Wage replacement benefits and coordination with other policies and laws
A statutory formula is used to determine the percentage of an employee’s wages payable through the PFML program. Employees may be eligible to receive up to 90% of their regular weekly wages, capped at an amount equal to the State of Minnesota’s average weekly wage (which is reset on October 1st of each year). With the exception of leave taken for purposes of bonding with a new child, eligibility for wage replacement benefits requires a seven-calendar day qualifying event or waiting period, after which, benefits will be paid retroactive to the first day of leave (benefits paid for bonding purposes do not require a waiting period).
Leave taken under this policy that is also covered by other leave laws or policies in this handbook will run concurrently. For instance, a non-birth parent’s time off in connection with the birth of their child may be covered by PFML, the MPLA, and the federal FMLA, in which case any leave taken under this policy will run concurrently with, and count against, leave under those laws/policies (see our MPLA and FMLA policies for more details about leave rights under those laws).
Use and accrual of paid leave
Because wage replacement benefits through the PFML program will always be less than 100% of an employee’s regular weekly wages, employees can supplement PFML with short-term disability benefits, when taking leave for their own serious health condition, and ESST. While any short-term disability benefit will be automatically applied to supplement PFML, employees should request use of available ESST to cover any remaining missing portion of wages. As a result, employees may receive two payments for any pay period: one from the PFML program and one from us. Payments from us will be subject to the standard withholdings, including insurance premium payments.
Continuation of insurance programs
Employee benefit programs, such as health and dental insurance, will continue in place for the duration of an employee’s leave under the same conditions as if the employee had continued to work.

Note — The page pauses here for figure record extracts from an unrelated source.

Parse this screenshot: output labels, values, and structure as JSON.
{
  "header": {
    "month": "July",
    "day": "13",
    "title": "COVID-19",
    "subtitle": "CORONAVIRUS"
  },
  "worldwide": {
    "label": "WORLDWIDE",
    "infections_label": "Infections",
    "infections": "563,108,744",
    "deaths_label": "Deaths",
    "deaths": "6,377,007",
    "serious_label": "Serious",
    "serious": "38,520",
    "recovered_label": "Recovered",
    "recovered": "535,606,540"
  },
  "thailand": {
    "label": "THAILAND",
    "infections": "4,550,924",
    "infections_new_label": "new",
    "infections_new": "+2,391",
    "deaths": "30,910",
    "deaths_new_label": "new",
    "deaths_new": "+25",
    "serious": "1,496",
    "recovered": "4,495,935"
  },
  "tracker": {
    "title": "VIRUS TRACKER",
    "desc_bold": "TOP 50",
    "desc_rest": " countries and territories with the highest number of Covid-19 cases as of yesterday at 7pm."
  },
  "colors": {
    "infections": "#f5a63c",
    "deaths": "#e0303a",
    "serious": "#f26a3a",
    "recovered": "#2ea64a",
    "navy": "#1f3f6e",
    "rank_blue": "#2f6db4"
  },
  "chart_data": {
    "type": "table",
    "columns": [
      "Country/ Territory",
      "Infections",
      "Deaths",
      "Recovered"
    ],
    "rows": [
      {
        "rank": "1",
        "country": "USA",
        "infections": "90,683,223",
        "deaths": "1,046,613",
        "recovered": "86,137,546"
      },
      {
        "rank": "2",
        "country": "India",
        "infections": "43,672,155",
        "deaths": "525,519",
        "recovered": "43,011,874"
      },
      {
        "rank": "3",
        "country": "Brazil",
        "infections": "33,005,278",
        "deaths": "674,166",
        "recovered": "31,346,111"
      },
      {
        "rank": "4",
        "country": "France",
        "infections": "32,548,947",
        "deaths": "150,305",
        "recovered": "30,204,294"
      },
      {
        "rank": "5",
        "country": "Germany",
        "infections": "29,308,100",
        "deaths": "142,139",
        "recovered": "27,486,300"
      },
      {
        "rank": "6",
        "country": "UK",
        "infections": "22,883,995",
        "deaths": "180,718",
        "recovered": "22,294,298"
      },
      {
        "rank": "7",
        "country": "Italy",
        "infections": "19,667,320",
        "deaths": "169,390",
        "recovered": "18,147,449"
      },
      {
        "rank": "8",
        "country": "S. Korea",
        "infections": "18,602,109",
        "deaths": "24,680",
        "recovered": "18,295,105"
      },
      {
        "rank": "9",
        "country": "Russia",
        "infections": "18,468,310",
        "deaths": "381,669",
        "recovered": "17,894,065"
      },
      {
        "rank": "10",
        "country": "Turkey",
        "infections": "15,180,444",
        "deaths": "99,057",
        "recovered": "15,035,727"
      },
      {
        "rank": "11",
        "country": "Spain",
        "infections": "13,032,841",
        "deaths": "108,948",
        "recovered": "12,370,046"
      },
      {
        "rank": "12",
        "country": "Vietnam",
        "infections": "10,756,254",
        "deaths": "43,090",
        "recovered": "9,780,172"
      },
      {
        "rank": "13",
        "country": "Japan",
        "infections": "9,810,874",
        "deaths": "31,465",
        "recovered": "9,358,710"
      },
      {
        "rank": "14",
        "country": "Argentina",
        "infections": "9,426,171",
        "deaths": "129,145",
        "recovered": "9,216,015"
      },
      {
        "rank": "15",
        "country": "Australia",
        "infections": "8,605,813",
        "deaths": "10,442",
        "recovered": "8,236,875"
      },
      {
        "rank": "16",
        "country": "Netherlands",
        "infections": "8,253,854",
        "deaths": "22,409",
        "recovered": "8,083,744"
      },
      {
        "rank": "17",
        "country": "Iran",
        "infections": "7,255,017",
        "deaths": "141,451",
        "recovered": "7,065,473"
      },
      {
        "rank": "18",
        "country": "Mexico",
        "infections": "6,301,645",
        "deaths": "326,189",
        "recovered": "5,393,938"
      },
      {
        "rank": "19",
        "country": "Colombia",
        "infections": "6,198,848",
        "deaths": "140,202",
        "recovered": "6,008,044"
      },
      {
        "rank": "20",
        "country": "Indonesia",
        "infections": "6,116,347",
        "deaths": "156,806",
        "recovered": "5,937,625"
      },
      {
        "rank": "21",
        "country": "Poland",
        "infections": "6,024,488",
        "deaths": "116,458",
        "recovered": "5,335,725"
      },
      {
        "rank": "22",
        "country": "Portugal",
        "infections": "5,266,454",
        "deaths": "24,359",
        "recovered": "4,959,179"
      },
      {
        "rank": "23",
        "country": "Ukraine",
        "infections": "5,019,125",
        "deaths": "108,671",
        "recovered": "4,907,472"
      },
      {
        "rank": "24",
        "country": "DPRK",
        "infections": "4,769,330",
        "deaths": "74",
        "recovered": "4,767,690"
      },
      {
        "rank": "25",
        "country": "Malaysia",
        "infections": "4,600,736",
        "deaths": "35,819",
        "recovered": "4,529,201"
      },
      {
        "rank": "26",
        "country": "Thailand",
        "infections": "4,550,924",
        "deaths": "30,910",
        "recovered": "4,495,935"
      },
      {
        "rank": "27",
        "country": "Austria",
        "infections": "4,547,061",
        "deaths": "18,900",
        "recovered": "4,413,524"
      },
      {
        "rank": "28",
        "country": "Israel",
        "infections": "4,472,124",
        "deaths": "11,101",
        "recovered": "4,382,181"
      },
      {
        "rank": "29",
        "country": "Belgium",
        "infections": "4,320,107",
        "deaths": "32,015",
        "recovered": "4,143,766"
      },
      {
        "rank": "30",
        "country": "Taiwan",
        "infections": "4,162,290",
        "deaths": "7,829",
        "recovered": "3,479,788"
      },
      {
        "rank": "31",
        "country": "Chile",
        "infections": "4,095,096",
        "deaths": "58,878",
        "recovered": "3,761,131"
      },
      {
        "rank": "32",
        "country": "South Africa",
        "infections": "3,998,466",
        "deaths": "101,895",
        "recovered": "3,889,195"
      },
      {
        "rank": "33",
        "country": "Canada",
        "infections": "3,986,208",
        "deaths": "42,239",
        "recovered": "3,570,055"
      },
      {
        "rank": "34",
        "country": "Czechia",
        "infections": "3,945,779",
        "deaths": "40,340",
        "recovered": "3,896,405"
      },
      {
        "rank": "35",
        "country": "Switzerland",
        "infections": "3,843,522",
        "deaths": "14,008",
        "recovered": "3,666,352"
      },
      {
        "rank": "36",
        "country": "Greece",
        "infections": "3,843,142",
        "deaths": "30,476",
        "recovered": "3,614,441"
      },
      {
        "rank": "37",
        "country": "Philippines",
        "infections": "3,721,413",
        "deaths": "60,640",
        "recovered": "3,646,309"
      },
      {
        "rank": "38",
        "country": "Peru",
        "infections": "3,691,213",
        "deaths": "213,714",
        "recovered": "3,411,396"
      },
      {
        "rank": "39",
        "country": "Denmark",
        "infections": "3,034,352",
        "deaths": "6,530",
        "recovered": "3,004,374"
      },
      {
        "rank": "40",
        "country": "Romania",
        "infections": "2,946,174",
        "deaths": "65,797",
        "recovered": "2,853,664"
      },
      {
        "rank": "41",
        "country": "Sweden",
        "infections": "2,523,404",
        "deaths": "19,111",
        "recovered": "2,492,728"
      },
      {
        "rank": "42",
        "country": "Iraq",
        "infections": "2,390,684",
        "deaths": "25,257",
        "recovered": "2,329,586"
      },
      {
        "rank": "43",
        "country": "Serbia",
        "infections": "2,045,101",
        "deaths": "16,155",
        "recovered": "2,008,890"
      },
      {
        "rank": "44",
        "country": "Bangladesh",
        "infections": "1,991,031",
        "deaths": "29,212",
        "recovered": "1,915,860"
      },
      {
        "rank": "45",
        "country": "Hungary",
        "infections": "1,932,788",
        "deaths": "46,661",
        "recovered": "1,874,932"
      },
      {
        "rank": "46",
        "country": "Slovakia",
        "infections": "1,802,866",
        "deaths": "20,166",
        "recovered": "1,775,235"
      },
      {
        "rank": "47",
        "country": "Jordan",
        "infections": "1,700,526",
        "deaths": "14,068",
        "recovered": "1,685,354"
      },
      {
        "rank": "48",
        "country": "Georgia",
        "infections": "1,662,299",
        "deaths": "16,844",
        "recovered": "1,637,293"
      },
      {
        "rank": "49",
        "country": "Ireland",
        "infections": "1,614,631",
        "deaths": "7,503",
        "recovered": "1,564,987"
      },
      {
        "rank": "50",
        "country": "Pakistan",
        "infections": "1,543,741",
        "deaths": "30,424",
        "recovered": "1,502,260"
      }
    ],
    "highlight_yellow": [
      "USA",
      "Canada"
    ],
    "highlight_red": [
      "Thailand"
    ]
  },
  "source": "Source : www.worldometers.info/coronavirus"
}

Faculty using ESST to supplement the payments they receive through the PFML program will have insurance premiums deducted from those payments as usual. Faculty who do not use ESST to supplement PFML payments, who choose to supplement but who run out of ESST, or whose supplemental ESST payments are not enough to cover their insurance premiums will be subject to our normal employee insurance payment practices as described in our Impact of Leaves of Absence on Employee Benefits policy.
Returning from leave
Faculty taking leave under this policy will be returned to the same jobs they held when their leaves began. If that is not feasible, employees will be returned to a position that entails substantially equivalent skill, effort, responsibility and authority as the position they previously held. Limited exceptions to this rule may occur, such as in the circumstances of layoffs or reorganizations, where an employee’s position would have been eliminated even if they had not been on leave.
Retaliation, right to file complaint
It is against the law for an employer to retaliate, or to take negative action, against an employee for using or requesting PFML leave or otherwise exercising their PFML rights under the law. Employees who believe that they have been retaliated against or improperly denied PFML benefits can file a complaint with the Labor Standards Division at the Minnesota Department of Labor and Industry.